The Cold Case
Chapter 1 of 4
0The equipment vault smelled of antiseptic and old steel. Rio Hanae’s boots echoed on the polished concrete as she followed the archivist—a gaunt man named Sato whose fingers never stopped twitching. He stopped before a locked cabinet, keychain jangling. “This one’s been in deep freeze for years. Don’t ask me why they’re issuing it now.” He slid out a long, black case. Ice crystals rimmed the latches. When Rio touched the metal, cold bit through her gloves and into her bones. The case seemed to hum—a low, mournful frequency she felt in her teeth. “Is that normal?” Sato shrugged. “Quinques don’t hum. They’re dead.” He handed her a manila folder, its edges frayed. “File’s here. Half of it’s blacked out. Orders from above.” Rio flipped it open. The first page bore a photograph of a young woman with violet hair, eyes sharp as broken glass. Her name—Kamino Rei—was stamped in red. Beneath it: "Kagune type: Ukaku. Assigned classification: SS." The next pages were solid blocks of censor marker, only fragments of text peeking through. “Why redact a quinque’s origin?” Rio asked, not expecting an answer. Sato snorted. “Because someone doesn’t want you knowing she was a waitress at Anteiku before the Owl came.” Rio’s breath fogged. Anteiku. The coffee shop that had burned in the Owl’s raid seven years ago. “She was a ghoul?” “Was being the operative word. Now she’s a tool. You sign here.” Sato tapped a clipboard. “Take it. Don’t let it hum too loud—it’ll wake the dead.” Rio signed, her hand shaking slightly from the cold. She lifted the case. It was heavier than it looked, the humming now a whisper against her palm. As she turned to leave, she caught a whiff of something sweet—coffee, charcoal, a ghost of salt.
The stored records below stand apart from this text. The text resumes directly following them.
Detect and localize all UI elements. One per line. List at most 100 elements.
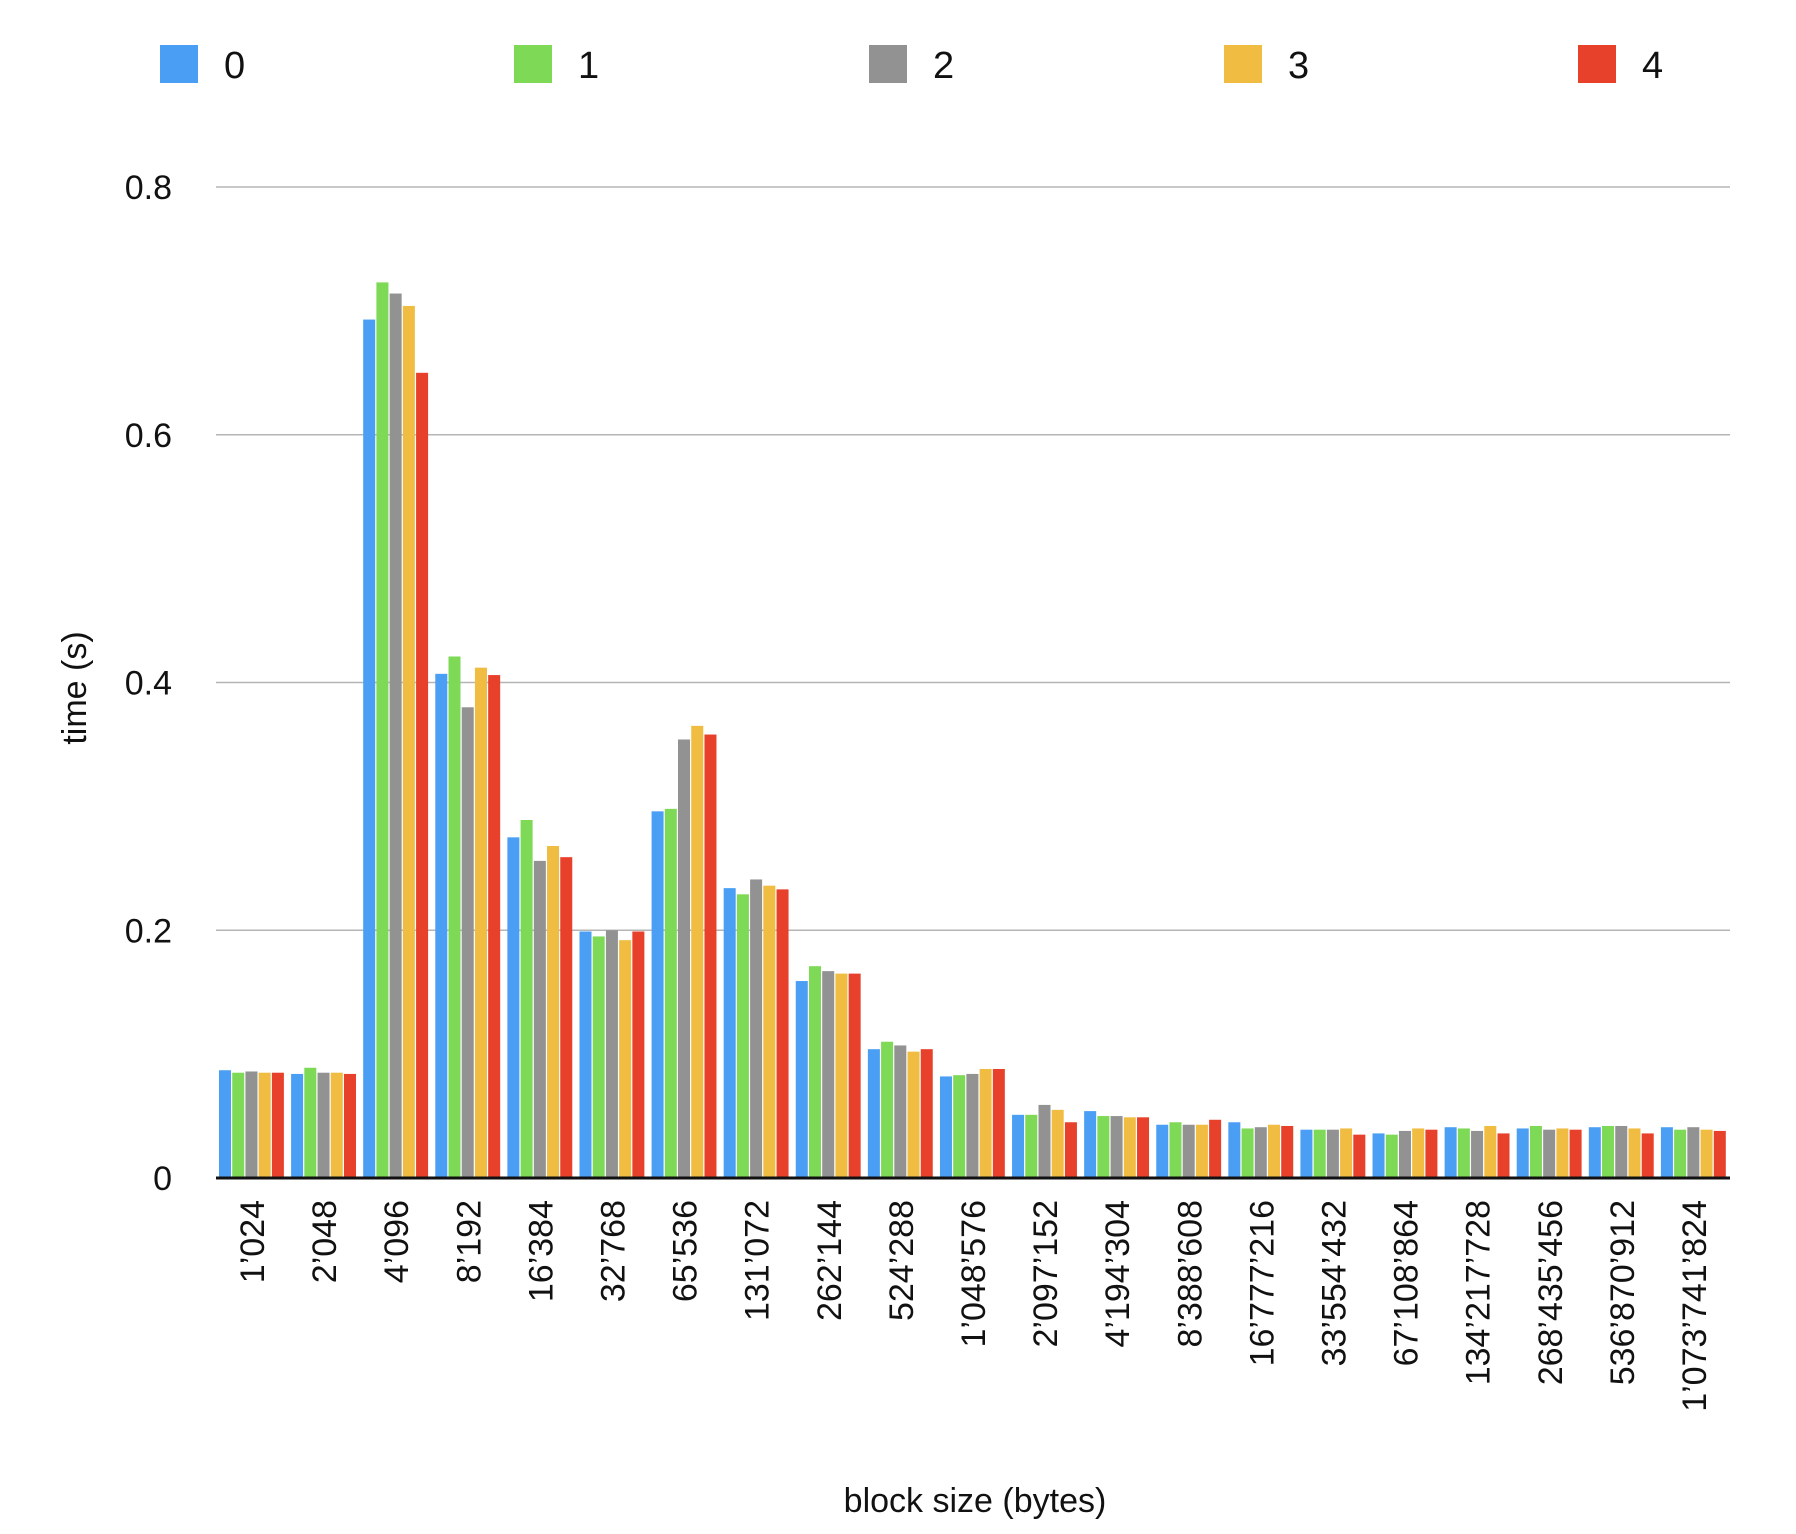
bar-series-4-19 — [1641, 1133, 1654, 1178]
bar-series-4-5 — [632, 931, 645, 1178]
bar-series-2-15 — [1326, 1129, 1339, 1178]
bar-series-0-18 — [1516, 1128, 1529, 1178]
legend-swatch-2 — [869, 45, 907, 83]
bar-series-4-4 — [560, 857, 573, 1178]
bar-series-4-10 — [992, 1068, 1005, 1178]
bar-series-3-11 — [1051, 1109, 1064, 1178]
bar-series-3-6 — [691, 725, 704, 1178]
bar-series-3-20 — [1700, 1129, 1713, 1178]
bar-series-1-13 — [1169, 1122, 1182, 1178]
bar-series-0-3 — [435, 673, 448, 1178]
bar-series-2-11 — [1038, 1104, 1051, 1178]
bar-series-4-14 — [1281, 1125, 1294, 1178]
bar-series-1-16 — [1385, 1134, 1398, 1178]
bar-series-2-14 — [1254, 1127, 1267, 1178]
bar-series-2-13 — [1182, 1124, 1195, 1178]
bar-series-3-9 — [907, 1051, 920, 1178]
bar-series-1-3 — [448, 656, 461, 1178]
y-axis-title: time (s) — [56, 631, 94, 744]
bar-series-1-18 — [1529, 1125, 1542, 1178]
legend-swatch-4 — [1578, 45, 1616, 83]
bar-series-0-1 — [291, 1073, 304, 1178]
bar-series-3-0 — [258, 1072, 271, 1178]
x-tick-label: 131’072 — [739, 1200, 777, 1321]
bar-series-3-19 — [1628, 1128, 1641, 1178]
bar-series-3-18 — [1556, 1128, 1569, 1178]
bar-series-1-0 — [232, 1072, 245, 1178]
legend-label-1: 1 — [578, 45, 599, 87]
bar-series-2-2 — [389, 293, 402, 1178]
bar-series-1-9 — [881, 1041, 894, 1178]
bar-series-3-7 — [763, 885, 776, 1178]
bar-series-0-0 — [219, 1070, 232, 1178]
gridlines — [216, 186, 1730, 931]
bar-series-0-16 — [1372, 1133, 1385, 1178]
y-tick-label: 0.8 — [125, 169, 172, 207]
x-tick-label: 4’194’304 — [1099, 1200, 1137, 1347]
bar-series-2-0 — [245, 1071, 258, 1178]
bar-series-3-2 — [402, 305, 415, 1178]
legend-swatch-1 — [514, 45, 552, 83]
legend-label-2: 2 — [933, 45, 954, 87]
x-axis-ticks: 1’024 2’048 4’096 8’192 16’384 32’768 65’536 13… — [234, 1200, 1714, 1412]
x-tick-label: 32’768 — [595, 1200, 633, 1302]
x-tick-label: 1’048’576 — [955, 1200, 993, 1347]
bar-series-1-11 — [1025, 1114, 1038, 1178]
bar-series-3-14 — [1267, 1124, 1281, 1178]
y-tick-label: 0.2 — [125, 912, 172, 950]
bar-series-0-5 — [579, 931, 592, 1178]
bar-series-3-13 — [1195, 1124, 1208, 1178]
bar-series-4-8 — [848, 973, 861, 1178]
bar-series-2-7 — [750, 879, 763, 1178]
bar-series-0-2 — [363, 319, 376, 1178]
legend: 0 1 2 3 4 — [160, 45, 1663, 87]
y-axis-ticks: 0 0.2 0.4 0.6 0.8 — [125, 169, 172, 1198]
legend-label-3: 3 — [1288, 45, 1309, 87]
bar-series-4-2 — [416, 372, 429, 1178]
legend-swatch-3 — [1224, 45, 1262, 83]
x-tick-label: 2’097’152 — [1027, 1200, 1065, 1347]
bar-series-3-10 — [979, 1068, 992, 1178]
bar-series-0-14 — [1228, 1122, 1241, 1178]
bar-series-0-15 — [1300, 1129, 1313, 1178]
bar-series-2-10 — [966, 1073, 979, 1178]
bar-series-3-1 — [330, 1072, 343, 1178]
bar-series-1-5 — [592, 936, 605, 1178]
bar-series-4-16 — [1425, 1129, 1438, 1178]
x-tick-label: 16’777’216 — [1243, 1200, 1281, 1366]
bar-series-1-6 — [664, 808, 677, 1178]
x-tick-label: 524’288 — [883, 1200, 921, 1321]
bar-series-4-15 — [1353, 1134, 1366, 1178]
bar-series-0-12 — [1084, 1111, 1097, 1178]
bar-series-0-11 — [1012, 1114, 1025, 1178]
bar-series-1-20 — [1674, 1129, 1687, 1178]
bar-series-1-17 — [1457, 1128, 1470, 1178]
bars — [219, 282, 1726, 1178]
bar-series-2-8 — [822, 971, 835, 1178]
x-tick-label: 8’388’608 — [1171, 1200, 1209, 1347]
bar-series-1-1 — [304, 1067, 317, 1178]
x-tick-label: 33’554’432 — [1315, 1200, 1353, 1366]
bar-series-2-20 — [1687, 1127, 1700, 1178]
bar-series-3-3 — [474, 667, 487, 1178]
y-tick-label: 0 — [153, 1160, 172, 1198]
x-tick-label: 2’048 — [306, 1200, 344, 1283]
bar-series-1-12 — [1097, 1116, 1110, 1178]
legend-swatch-0 — [160, 45, 198, 83]
x-tick-label: 16’384 — [522, 1200, 560, 1302]
bar-series-3-15 — [1340, 1128, 1353, 1178]
bar-series-2-4 — [533, 860, 546, 1178]
x-tick-label: 536’870’912 — [1604, 1200, 1642, 1385]
x-axis-title: block size (bytes) — [844, 1482, 1107, 1520]
bar-series-2-12 — [1110, 1116, 1123, 1178]
x-tick-label: 67’108’864 — [1388, 1200, 1426, 1366]
bar-series-4-0 — [271, 1072, 284, 1178]
bar-series-2-9 — [894, 1045, 907, 1178]
x-tick-label: 262’144 — [811, 1200, 849, 1321]
bar-series-1-8 — [808, 966, 821, 1178]
bar-series-4-7 — [776, 889, 789, 1178]
bar-series-1-10 — [953, 1075, 966, 1178]
bar-series-1-7 — [736, 894, 749, 1178]
bar-series-0-7 — [723, 888, 736, 1178]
The humming grew louder, almost a sob. She halted, looking back at Sato, but he was already disappearing into the stacks of confiscated blades. Outside, the sun was setting. Rio carried the quinque toward her assigned car, the case warm now, as if it remembered a body once inside it. She didn’t know yet that the weeping would only get worse near that coffee shop, or that the hum would save her life. She only knew the cold was gone, and in its place, a question she couldn’t shake: whose heart still beat inside this steel?